Ø  These letters belong  also to the group of letters called Pastoral letters, which are addressed to Bishops: Titus and Timothy who had been collaborators of Paul in his ministry.  

«  God has called us also to a life of holiness. Holiness is to live our life according to the will of God.  

«  We have seen   the answer of Abram to the call of God.  
«  We have been called to a life of holiness in Christ Jesus. 
«  The Father has called us to this holiness of life before the creation of the world. 
«  Christ has brought   us salvation and immortality by despoiling death of its power.

GOSPEL  Mt. 17,1-9
§  This text narrates the transfiguration of the Lord, the revelation of the Lord to his disciples. 

§  Not to all the disciples but only to three, the same who will be the witnesses of his agony in the garden of Getsemani. 

§  From the Mountain Jesus gives them a glimpse  of his glory, he reveals in some way to them who He really is. After the resurrection the disciples, as they remember the vision on the mountain, will understand that Jesus is the Lord.   In the garden Jesus will show to them another side of who he is, one like us, vulnerable and weak.   

§  His face was dazzling as the sun, his clothes as radiant as light. These are signs of life, majesty and power.   

§  Moses-the Law and Elijah-the Prophets are speaking to him. The whole Old Testament speaks of Jesus, announces him to us without giving his name. 

§  The cloud is in the Old Testament the image of the presence of God. The cloud of the exodus, the cloud over the tent of the meeting in the desert

§  The voice of the Father, like at Jesus’ baptism, says that He is the Son in whom the Father is well pleased. And the Father invites us to listen to him (his beloved son).  

§  The disciples are overcome with fear.
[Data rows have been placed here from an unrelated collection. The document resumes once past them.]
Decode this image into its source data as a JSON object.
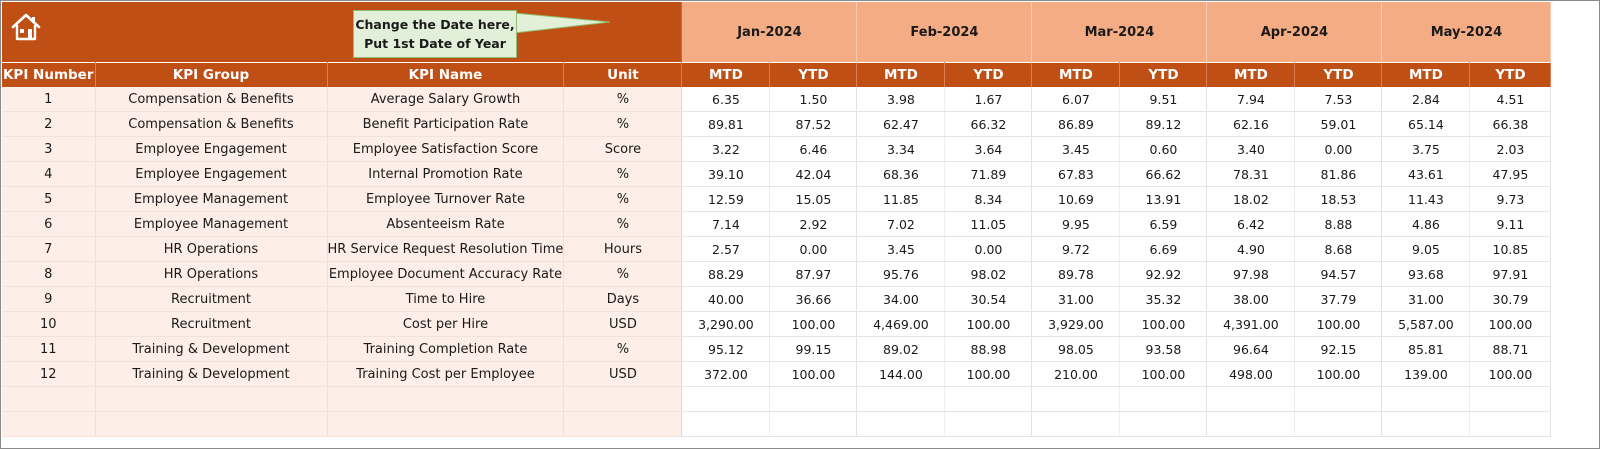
{
  "header": {
    "callout_line1": "Change the Date here,",
    "callout_line2": "Put 1st Date of Year",
    "home_icon": "home-icon",
    "months": [
      "Jan-2024",
      "Feb-2024",
      "Mar-2024",
      "Apr-2024",
      "May-2024"
    ]
  },
  "columns": {
    "kpi_number": "KPI Number",
    "kpi_group": "KPI Group",
    "kpi_name": "KPI Name",
    "unit": "Unit",
    "mtd": "MTD",
    "ytd": "YTD"
  },
  "rows": [
    {
      "num": "1",
      "group": "Compensation & Benefits",
      "name": "Average Salary Growth",
      "unit": "%",
      "vals": [
        "6.35",
        "1.50",
        "3.98",
        "1.67",
        "6.07",
        "9.51",
        "7.94",
        "7.53",
        "2.84",
        "4.51"
      ]
    },
    {
      "num": "2",
      "group": "Compensation & Benefits",
      "name": "Benefit Participation Rate",
      "unit": "%",
      "vals": [
        "89.81",
        "87.52",
        "62.47",
        "66.32",
        "86.89",
        "89.12",
        "62.16",
        "59.01",
        "65.14",
        "66.38"
      ]
    },
    {
      "num": "3",
      "group": "Employee Engagement",
      "name": "Employee Satisfaction Score",
      "unit": "Score",
      "vals": [
        "3.22",
        "6.46",
        "3.34",
        "3.64",
        "3.45",
        "0.60",
        "3.40",
        "0.00",
        "3.75",
        "2.03"
      ]
    },
    {
      "num": "4",
      "group": "Employee Engagement",
      "name": "Internal Promotion Rate",
      "unit": "%",
      "vals": [
        "39.10",
        "42.04",
        "68.36",
        "71.89",
        "67.83",
        "66.62",
        "78.31",
        "81.86",
        "43.61",
        "47.95"
      ]
    },
    {
      "num": "5",
      "group": "Employee Management",
      "name": "Employee Turnover Rate",
      "unit": "%",
      "vals": [
        "12.59",
        "15.05",
        "11.85",
        "8.34",
        "10.69",
        "13.91",
        "18.02",
        "18.53",
        "11.43",
        "9.73"
      ]
    },
    {
      "num": "6",
      "group": "Employee Management",
      "name": "Absenteeism Rate",
      "unit": "%",
      "vals": [
        "7.14",
        "2.92",
        "7.02",
        "11.05",
        "9.95",
        "6.59",
        "6.42",
        "8.88",
        "4.86",
        "9.11"
      ]
    },
    {
      "num": "7",
      "group": "HR Operations",
      "name": "HR Service Request Resolution Time",
      "unit": "Hours",
      "vals": [
        "2.57",
        "0.00",
        "3.45",
        "0.00",
        "9.72",
        "6.69",
        "4.90",
        "8.68",
        "9.05",
        "10.85"
      ]
    },
    {
      "num": "8",
      "group": "HR Operations",
      "name": "Employee Document Accuracy Rate",
      "unit": "%",
      "vals": [
        "88.29",
        "87.97",
        "95.76",
        "98.02",
        "89.78",
        "92.92",
        "97.98",
        "94.57",
        "93.68",
        "97.91"
      ]
    },
    {
      "num": "9",
      "group": "Recruitment",
      "name": "Time to Hire",
      "unit": "Days",
      "vals": [
        "40.00",
        "36.66",
        "34.00",
        "30.54",
        "31.00",
        "35.32",
        "38.00",
        "37.79",
        "31.00",
        "30.79"
      ]
    },
    {
      "num": "10",
      "group": "Recruitment",
      "name": "Cost per Hire",
      "unit": "USD",
      "vals": [
        "3,290.00",
        "100.00",
        "4,469.00",
        "100.00",
        "3,929.00",
        "100.00",
        "4,391.00",
        "100.00",
        "5,587.00",
        "100.00"
      ]
    },
    {
      "num": "11",
      "group": "Training & Development",
      "name": "Training Completion Rate",
      "unit": "%",
      "vals": [
        "95.12",
        "99.15",
        "89.02",
        "88.98",
        "98.05",
        "93.58",
        "96.64",
        "92.15",
        "85.81",
        "88.71"
      ]
    },
    {
      "num": "12",
      "group": "Training & Development",
      "name": "Training Cost per Employee",
      "unit": "USD",
      "vals": [
        "372.00",
        "100.00",
        "144.00",
        "100.00",
        "210.00",
        "100.00",
        "498.00",
        "100.00",
        "139.00",
        "100.00"
      ]
    }
  ],
  "colors": {
    "header_dark": "#c04f15",
    "month_band": "#f4ac84",
    "info_fill": "#fdeee7",
    "callout_fill": "#e2f0d9"
  }
}
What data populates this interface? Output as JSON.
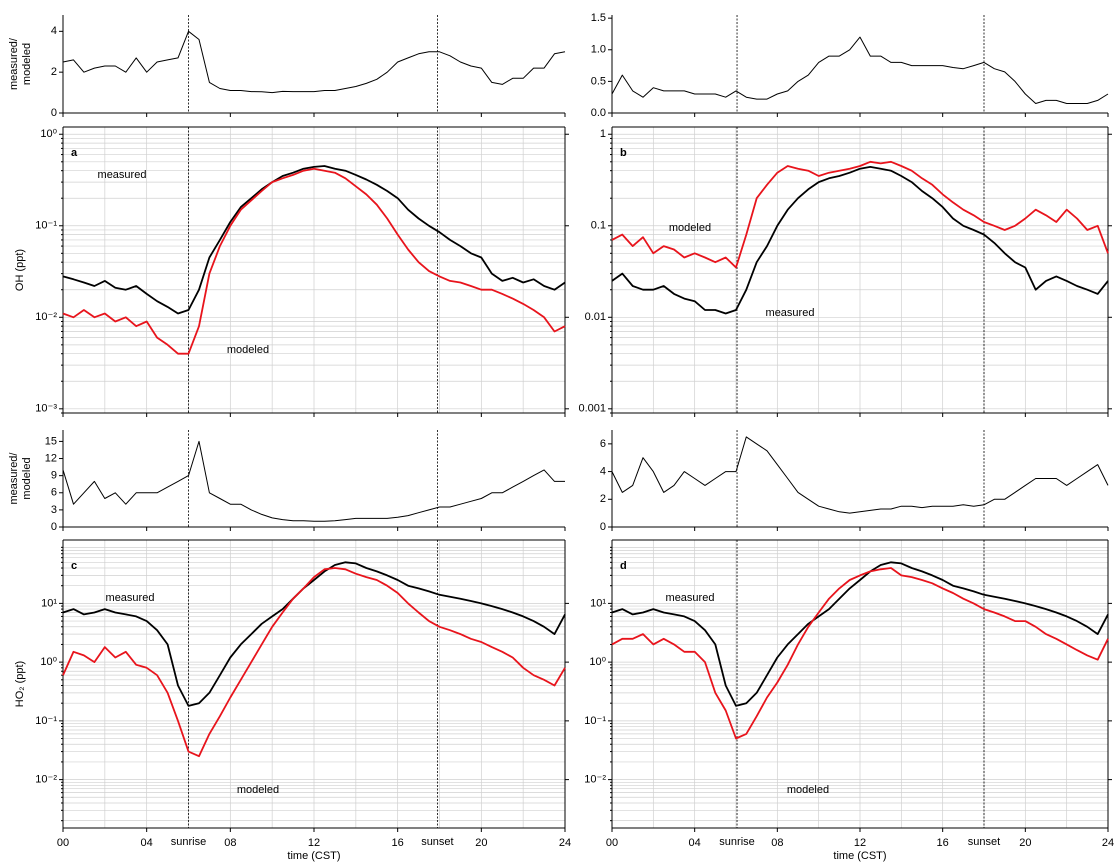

The presence of God awakes  two different feelings in the human being: on one hand a strong attraction to God on the other hand fear because God is Awesome and Mysterious.

§  Jesus touches them, do not be afraid!  In order that  we might not be afraid of God, the Son has taken our flesh so that we will not be afraid to approach Him. Jesus is the Word incarnate, made flesh,  who gently touches each one of us.

§  Jesus will repeat the same words in his apparitions after the resurrection. He had said these words also in other occasions,  as during the storm on the lake.   

§  The disciples cannot tell, before the Resurrection of the Lord,  what has happened on the mountain, it could  be misunderstood.  

 

CLARETIAN CORNER 
 
On August 26,1861, at 7:00 in the evening while I was at prayer in the church of the Rosary at La Granja (Spain) the Lord granted me the great grace of keeping the sacramental species intact within me and of having the Blessed Sacrament always present, day and night, within me. Because of this I must always be very recollected and inwardly devout. Furthermore I must pray and confront all the evils of Spain, as the Lord has told me.” Saint Anthony M. Claret, Founder of the Claretian Missionary Sisters, Autobiography 694.  
 

























































































































 
 
 

 
 
 
 
 
The Lord said to me “ask whatever you want, my daughter because I want to reward you for the tears that with so much love and suffering, you have shed to defend the treasures of my Church…” I answered him “My Lord I do not want any other reward  than the restoration of the holy Church. If I could, my Lord, with blood tears repair the many evils of the Church,  my God I will be ready to shed my blood to the last drop in the same way you shed yours for me on the holy tree of the cross. I cannot describe the consolation that my soul felt on this occasion.”   Venerable  María Antonia París, Foundress of the Claretian Missionary Sisters, Diary 82.